Nareszcie wiemy, skąd się wzięły dziwne paleolityczne obiekty. Rozwiązanie tej zagadki przyszło po 150 latach

Są takie zagadki, których rozwiązanie okazuje się kwestią nie jednego, lecz kilku pokoleń. Jedna z nich dotyczyła tajemniczych półokręgów sięgających czasów paleolitycznych.
Nareszcie wiemy, skąd się wzięły dziwne paleolityczne obiekty. Rozwiązanie tej zagadki przyszło po 150 latach

Takie obiekty, wykonane z poroża i ułożone w kształt litery C, były znajdowane na terenie Francji. Dzięki ostatnim ustaleniom w tej sprawie naukowcy doszli do nieco zaskakującego, ale jednocześnie sensownego wniosku. Zanim jednak przejdziemy do przytoczenia kluczowych wniosków, do jakich doszli Justin Garnett z Uniwersytetu w Kansas i jego współpracownicy, warto byłoby wyjaśnić, o co dokładnie chodziło.

Czytaj też: Potężne przesunięcie dotyczące historii ludzkości. Nowe znaleziska zaburzyły dotychczasową chronologię o 250 000 lat

Rzeczone obiekty były niewielkich rozmiarów, ponieważ wewnątrz nich mieścił się co najwyżej ludzki palec. Przytwierdzone do drewnianych bądź kościanych elementów wyglądających na włócznie, mogły stanowić coś w rodzaju uchwytów pozwalających na bardziej precyzyjne miotanie. Badacze odpowiedzialni za ostatnie ustalenia na temat francuskich paleolitycznych artefaktów przedstawili zgromadzone informacje na łamach Journal of Paleolithic Archaeology

Pierwszy z tych obiektów został znaleziony w jaskini Le Placard w południowo-zachodniej Francji. Znalezisko to miało miejsce lat 70. XIX wieku, a jego datowanie wskazywało na okres górnego paleolitu. W międzyczasie udało się zlokalizować 10 kolejnych pierścieni – każdy z nich znajdował się we Francji.  Szczególnie interesujący był jeden z artefaktów, który miał już formę półotwartego pierścienia i był poddawane obróbce, będąc przymocowanym do znacznie dłuższego elementu.

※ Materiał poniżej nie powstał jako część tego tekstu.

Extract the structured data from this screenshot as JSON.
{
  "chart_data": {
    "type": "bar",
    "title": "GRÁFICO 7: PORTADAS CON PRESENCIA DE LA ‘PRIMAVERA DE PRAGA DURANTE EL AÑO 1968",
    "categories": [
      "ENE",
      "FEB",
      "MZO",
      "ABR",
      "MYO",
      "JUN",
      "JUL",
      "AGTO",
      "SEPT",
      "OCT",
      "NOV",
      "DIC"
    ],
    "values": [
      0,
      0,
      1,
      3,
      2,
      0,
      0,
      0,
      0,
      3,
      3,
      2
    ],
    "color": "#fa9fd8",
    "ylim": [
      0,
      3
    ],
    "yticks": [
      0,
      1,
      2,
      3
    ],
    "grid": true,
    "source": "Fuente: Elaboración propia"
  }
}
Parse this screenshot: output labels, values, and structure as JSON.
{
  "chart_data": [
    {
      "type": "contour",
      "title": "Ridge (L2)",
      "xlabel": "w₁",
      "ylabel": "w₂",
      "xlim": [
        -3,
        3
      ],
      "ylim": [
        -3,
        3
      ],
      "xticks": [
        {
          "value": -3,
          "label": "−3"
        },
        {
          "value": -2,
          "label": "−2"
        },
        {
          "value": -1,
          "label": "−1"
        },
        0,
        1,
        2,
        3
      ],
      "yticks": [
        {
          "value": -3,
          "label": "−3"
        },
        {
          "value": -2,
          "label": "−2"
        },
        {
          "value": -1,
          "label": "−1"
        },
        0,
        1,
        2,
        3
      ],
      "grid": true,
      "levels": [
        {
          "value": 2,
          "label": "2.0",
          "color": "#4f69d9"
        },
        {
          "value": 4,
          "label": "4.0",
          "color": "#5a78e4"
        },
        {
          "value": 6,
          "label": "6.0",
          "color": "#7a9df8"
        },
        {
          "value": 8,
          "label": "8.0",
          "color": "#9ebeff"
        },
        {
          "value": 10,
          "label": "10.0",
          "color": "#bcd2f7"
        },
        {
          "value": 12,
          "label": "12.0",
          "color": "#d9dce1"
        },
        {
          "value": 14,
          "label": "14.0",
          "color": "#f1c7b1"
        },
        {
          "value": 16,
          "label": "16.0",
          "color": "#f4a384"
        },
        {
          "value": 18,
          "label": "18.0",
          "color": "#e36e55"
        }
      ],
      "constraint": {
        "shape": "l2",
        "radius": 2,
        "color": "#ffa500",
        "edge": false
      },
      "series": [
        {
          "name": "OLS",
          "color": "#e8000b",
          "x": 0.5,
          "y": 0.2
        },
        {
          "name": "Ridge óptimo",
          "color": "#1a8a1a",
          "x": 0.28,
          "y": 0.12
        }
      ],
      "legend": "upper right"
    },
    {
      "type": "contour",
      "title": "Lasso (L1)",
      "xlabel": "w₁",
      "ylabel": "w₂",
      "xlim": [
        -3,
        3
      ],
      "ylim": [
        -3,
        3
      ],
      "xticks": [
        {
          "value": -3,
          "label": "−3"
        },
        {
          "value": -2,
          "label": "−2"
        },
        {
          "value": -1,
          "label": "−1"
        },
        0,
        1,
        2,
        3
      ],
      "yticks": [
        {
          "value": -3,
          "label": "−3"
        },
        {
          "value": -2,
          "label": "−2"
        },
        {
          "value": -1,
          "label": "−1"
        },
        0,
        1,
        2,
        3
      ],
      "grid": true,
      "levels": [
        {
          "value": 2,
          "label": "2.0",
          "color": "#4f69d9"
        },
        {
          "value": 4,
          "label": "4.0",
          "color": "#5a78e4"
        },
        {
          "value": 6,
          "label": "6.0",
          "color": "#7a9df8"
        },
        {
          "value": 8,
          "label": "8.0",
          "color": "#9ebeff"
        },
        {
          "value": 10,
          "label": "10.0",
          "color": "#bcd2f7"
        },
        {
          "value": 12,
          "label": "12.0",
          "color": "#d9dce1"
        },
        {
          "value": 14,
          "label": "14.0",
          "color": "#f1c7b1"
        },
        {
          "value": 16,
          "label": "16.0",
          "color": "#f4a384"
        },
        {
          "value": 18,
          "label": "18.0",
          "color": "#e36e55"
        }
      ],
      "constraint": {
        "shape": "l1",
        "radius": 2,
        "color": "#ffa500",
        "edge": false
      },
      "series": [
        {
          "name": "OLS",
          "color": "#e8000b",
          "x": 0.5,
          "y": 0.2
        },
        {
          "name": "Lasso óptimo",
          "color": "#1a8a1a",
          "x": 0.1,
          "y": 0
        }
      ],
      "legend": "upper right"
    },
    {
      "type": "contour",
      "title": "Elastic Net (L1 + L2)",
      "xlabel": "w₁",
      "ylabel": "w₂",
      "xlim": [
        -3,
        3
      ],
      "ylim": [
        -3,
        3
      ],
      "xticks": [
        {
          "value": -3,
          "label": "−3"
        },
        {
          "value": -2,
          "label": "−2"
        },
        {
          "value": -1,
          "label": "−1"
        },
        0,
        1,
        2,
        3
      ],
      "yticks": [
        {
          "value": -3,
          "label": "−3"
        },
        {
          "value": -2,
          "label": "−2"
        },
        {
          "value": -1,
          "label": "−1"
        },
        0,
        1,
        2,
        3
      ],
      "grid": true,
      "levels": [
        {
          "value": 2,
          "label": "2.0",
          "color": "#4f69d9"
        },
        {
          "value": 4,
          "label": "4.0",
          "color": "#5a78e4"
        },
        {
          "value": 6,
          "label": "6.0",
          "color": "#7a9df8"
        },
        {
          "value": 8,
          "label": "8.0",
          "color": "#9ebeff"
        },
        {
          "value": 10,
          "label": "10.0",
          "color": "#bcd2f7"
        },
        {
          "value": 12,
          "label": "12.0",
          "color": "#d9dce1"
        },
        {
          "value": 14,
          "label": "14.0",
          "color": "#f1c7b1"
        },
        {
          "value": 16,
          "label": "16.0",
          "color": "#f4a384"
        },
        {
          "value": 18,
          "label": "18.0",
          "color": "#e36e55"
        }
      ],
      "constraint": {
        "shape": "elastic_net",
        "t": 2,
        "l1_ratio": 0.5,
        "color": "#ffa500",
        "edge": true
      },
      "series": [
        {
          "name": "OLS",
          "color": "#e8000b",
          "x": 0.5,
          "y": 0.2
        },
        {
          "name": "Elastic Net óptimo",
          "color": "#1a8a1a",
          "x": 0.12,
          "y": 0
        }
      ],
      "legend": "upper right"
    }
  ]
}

Zdaniem archeologów mowa o artefaktach sprzed około 21 000 lat. Łukowate obiekty mają nieco ponad 3 centymetry wysokości i około pięciu centymetrów długości. Do dwóch końców mocowano poziome wypustki, dzięki którym pierścienie mogą przywodzić na myśl swoim kształtem literę omega. W toku ekspertyz pojawiły się pomysły sugerujące, jakoby przedmioty te pełniły funkcje ozdobne.

Mające formę pierścieni paleolityczne obiekty mogły być wykorzystywane do miotania włóczni

Zdecydowanie bardziej prawdopodobny scenariusz zakłada natomiast coś innego. W jego myśl owe pierścienie miałyby służyć do miotania włóczni. Zazwyczaj takie instrumenty miały formę drewnianych trzonków z hakiem bądź ostrogą na końcu. Po przymocowaniu do wyrzucanego obiektu myśliwy zyskiwał dodatkową dźwignię, dzięki czemu taki człowiek miał większą siłę i precyzję. Biorąc pod uwagę znaleziska dokonane na paleolitycznych stanowiskach, staje się jasne, że taka broń była powszechnie stosowana w okresie sprzed około 20 000 lat.

Czytaj też: Mumifikacja dotyczyła nie tylko ludzi. Zadziwiający warsztat znaleziony w Egipcie

Przeprowadzone niedawno eksperymenty wykorzystywały repliki takich pierścieni wykonane z kości bydła, poroża łosia i plastiku drukowanego w 3D. Następnie zostały one przymocowane do replik miotaczy włóczni. Później przyszła pora na test ostateczny, który miał na celu sprawdzenie, czy takie pierścienie pomagają w polowaniu. Okazało się, że z ich użycie zwiększa precyzję i siłę rzutu włócznią. Co więcej, po roku używania ślady eksploatacji były podobne jak w przypadku paleolitycznych artefaktów.